Most nickel based superalloys are found to be non-weldable. Only with using extreme precautions and advanced welding processes are some nickel based superalloys weldable with fusion processes. Fusion welds may experience hot cracking (cracking during solidification), intergranular cracking (cracking during cooling) or post weld heat treat cracking (cracking initiated by phase transformation stresses and thermal stresses during heat treating).
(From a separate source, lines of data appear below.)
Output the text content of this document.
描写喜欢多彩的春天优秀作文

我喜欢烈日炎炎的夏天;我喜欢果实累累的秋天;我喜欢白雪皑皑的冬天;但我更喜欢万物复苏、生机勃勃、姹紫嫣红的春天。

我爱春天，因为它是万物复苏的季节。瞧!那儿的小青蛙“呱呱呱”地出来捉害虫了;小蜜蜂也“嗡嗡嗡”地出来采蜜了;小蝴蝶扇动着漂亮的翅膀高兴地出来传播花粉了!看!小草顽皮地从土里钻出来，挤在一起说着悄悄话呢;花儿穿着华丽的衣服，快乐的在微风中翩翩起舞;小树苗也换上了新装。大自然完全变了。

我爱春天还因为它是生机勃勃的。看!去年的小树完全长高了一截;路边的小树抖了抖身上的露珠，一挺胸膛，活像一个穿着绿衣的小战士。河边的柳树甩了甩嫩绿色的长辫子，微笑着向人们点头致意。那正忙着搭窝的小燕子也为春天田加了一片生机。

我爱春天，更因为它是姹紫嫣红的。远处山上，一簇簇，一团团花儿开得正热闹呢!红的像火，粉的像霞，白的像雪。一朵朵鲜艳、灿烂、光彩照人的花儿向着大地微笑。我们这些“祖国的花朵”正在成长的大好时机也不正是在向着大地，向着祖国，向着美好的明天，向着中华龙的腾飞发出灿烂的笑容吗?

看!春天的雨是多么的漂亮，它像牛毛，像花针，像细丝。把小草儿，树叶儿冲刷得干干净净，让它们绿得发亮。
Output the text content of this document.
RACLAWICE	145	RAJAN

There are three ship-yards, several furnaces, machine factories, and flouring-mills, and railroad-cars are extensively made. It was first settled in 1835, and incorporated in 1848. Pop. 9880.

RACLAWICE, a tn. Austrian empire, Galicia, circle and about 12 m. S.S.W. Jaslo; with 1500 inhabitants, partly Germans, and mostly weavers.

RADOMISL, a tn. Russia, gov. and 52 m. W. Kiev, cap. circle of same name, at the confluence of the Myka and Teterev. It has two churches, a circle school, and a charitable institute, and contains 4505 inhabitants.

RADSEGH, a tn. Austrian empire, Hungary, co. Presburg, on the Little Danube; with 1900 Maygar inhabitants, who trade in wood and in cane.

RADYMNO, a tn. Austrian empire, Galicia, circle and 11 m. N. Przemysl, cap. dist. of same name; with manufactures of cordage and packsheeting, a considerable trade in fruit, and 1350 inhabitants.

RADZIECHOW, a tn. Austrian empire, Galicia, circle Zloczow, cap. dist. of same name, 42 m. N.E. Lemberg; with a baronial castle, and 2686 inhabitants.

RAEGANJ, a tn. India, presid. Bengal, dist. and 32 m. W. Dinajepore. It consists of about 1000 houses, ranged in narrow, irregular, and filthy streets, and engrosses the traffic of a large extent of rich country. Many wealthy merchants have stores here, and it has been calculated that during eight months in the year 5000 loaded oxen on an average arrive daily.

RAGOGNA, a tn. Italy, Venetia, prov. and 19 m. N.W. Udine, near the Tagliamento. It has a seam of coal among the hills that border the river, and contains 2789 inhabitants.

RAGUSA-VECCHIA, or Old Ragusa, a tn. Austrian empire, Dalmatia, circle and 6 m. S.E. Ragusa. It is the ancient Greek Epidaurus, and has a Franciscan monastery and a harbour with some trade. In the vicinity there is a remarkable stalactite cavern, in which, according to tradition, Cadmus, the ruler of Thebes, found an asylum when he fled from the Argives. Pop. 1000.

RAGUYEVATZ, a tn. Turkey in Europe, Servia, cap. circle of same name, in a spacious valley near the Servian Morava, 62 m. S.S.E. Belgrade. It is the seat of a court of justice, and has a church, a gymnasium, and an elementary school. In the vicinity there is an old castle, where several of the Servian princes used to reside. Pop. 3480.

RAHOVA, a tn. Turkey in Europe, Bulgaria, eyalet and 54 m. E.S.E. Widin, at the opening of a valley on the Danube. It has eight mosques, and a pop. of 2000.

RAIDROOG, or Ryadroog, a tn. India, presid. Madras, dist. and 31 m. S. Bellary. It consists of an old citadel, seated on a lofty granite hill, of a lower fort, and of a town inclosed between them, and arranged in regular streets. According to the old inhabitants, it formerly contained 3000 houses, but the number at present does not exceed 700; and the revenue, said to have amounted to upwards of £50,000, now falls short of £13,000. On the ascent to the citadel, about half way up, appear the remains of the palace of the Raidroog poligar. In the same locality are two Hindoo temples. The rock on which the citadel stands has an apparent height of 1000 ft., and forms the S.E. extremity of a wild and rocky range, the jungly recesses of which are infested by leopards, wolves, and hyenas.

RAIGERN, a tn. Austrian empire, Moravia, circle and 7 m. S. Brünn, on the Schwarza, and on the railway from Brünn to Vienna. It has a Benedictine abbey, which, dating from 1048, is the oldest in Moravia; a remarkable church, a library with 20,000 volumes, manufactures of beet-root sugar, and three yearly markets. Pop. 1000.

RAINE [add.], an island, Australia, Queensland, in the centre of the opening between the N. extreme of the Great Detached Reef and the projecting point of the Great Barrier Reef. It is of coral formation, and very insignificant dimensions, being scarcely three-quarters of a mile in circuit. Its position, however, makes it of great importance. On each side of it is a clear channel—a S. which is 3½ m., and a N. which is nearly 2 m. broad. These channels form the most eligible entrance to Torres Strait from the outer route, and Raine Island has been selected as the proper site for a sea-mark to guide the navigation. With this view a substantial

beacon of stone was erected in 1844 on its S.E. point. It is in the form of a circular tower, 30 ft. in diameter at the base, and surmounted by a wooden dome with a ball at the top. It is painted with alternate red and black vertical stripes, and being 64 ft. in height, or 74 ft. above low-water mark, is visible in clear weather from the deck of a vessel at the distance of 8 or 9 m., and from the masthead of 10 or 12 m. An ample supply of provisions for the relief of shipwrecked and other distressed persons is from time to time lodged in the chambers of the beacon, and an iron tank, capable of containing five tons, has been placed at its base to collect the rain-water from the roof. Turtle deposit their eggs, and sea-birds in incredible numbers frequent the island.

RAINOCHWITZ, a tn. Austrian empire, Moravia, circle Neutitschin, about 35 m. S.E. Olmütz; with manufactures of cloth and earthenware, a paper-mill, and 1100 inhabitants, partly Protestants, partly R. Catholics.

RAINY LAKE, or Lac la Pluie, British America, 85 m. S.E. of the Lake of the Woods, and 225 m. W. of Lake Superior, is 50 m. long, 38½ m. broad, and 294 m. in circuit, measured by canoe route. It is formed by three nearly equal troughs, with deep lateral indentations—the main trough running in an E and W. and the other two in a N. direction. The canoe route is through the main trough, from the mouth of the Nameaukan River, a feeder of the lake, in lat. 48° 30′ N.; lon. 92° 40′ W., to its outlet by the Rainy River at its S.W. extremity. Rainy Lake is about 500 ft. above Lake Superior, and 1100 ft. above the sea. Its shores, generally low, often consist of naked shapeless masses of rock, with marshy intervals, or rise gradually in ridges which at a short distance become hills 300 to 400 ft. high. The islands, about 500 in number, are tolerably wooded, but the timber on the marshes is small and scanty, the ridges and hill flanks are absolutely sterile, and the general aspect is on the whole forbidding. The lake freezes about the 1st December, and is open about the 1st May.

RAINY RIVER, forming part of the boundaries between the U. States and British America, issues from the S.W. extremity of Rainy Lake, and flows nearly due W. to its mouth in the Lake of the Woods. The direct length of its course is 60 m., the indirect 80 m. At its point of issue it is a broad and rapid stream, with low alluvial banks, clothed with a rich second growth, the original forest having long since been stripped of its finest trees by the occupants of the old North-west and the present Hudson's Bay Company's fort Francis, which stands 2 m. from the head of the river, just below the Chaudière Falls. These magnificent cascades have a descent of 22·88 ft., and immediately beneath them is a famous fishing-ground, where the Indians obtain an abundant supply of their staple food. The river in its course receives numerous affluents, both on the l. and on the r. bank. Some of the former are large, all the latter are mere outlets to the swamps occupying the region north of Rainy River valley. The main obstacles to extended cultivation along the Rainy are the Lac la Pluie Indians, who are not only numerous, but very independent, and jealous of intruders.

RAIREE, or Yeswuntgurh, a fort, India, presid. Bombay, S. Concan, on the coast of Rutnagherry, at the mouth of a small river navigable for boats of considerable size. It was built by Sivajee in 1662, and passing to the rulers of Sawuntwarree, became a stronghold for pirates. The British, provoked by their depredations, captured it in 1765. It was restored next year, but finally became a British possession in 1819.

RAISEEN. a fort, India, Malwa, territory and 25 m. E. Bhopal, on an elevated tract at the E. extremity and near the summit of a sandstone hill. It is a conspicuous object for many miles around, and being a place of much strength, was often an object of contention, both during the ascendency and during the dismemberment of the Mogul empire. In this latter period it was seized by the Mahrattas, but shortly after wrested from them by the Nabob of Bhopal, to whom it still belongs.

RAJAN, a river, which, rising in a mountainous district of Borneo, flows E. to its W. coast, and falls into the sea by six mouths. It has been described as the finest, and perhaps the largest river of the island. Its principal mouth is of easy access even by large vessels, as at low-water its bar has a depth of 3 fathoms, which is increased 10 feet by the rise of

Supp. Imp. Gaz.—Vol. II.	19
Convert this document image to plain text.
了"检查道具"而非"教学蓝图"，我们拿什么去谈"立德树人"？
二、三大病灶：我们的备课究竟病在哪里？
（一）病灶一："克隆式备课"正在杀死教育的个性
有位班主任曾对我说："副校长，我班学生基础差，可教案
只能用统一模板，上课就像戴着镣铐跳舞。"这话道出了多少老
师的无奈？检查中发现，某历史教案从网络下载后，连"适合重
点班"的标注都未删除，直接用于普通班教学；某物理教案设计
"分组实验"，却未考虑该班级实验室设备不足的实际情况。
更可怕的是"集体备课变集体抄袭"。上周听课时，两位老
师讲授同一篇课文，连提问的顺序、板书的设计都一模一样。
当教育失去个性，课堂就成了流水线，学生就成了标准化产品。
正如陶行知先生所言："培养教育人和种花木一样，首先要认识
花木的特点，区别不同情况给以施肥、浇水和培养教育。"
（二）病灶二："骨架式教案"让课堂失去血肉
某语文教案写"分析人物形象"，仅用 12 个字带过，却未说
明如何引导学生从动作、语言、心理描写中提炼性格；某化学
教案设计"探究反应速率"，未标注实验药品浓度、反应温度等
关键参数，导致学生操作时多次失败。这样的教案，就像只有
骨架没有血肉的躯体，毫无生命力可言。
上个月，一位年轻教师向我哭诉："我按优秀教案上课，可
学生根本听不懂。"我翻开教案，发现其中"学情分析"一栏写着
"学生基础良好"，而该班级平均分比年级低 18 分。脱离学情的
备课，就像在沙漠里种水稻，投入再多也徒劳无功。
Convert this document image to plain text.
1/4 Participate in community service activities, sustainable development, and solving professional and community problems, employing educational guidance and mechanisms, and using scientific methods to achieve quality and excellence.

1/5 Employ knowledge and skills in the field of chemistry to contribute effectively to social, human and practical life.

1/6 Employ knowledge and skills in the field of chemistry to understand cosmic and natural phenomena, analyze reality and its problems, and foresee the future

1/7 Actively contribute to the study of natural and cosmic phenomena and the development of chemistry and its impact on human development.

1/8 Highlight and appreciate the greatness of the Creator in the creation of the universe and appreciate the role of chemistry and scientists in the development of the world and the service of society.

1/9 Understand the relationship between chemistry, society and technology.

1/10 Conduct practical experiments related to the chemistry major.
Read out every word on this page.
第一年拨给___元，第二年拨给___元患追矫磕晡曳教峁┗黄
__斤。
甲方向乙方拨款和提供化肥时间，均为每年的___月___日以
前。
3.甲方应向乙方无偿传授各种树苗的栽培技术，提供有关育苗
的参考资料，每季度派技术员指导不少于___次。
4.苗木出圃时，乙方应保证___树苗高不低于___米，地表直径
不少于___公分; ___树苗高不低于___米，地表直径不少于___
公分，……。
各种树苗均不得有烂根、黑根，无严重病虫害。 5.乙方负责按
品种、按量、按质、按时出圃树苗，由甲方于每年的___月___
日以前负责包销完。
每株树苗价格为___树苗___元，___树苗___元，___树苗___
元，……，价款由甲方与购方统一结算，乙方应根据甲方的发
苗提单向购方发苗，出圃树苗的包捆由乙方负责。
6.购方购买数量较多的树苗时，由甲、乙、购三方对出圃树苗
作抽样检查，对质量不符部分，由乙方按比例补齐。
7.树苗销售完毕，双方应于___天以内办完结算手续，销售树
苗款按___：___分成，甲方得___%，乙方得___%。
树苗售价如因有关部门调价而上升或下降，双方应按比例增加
Laser machining is currently being used in advanced automated balancing systems. The laser ablates metal from the balance land in precise target locations and amounts at surface speeds as high as 30,000 in/min. Laser machining is a fusion process where the metal is heated through the liquid state to the vapor/plasma state. Metal that is not vaporized or removed during the liquid state resolidifies and becomes a recast layer. The solidification process of this recast layer is similar to that of the fusion welding process except that the amount of liquid metal is much smaller, normally 10 to 100 microns thick. The cooling rates are very fast because of the heat sink provided by the much greater size of the parent metal compared to the amount of recast layer.
This paper presents the results of an investigation into the metallurgical reactions found in the laser machined residual surface. The effects on alloys Inconel 718, Waspaloy, and IN713 will be discussed. The role of carbides will be examined in the laser machining process. Appropriate microstructures and elemental maps of cross sections through the recast layer will be presented.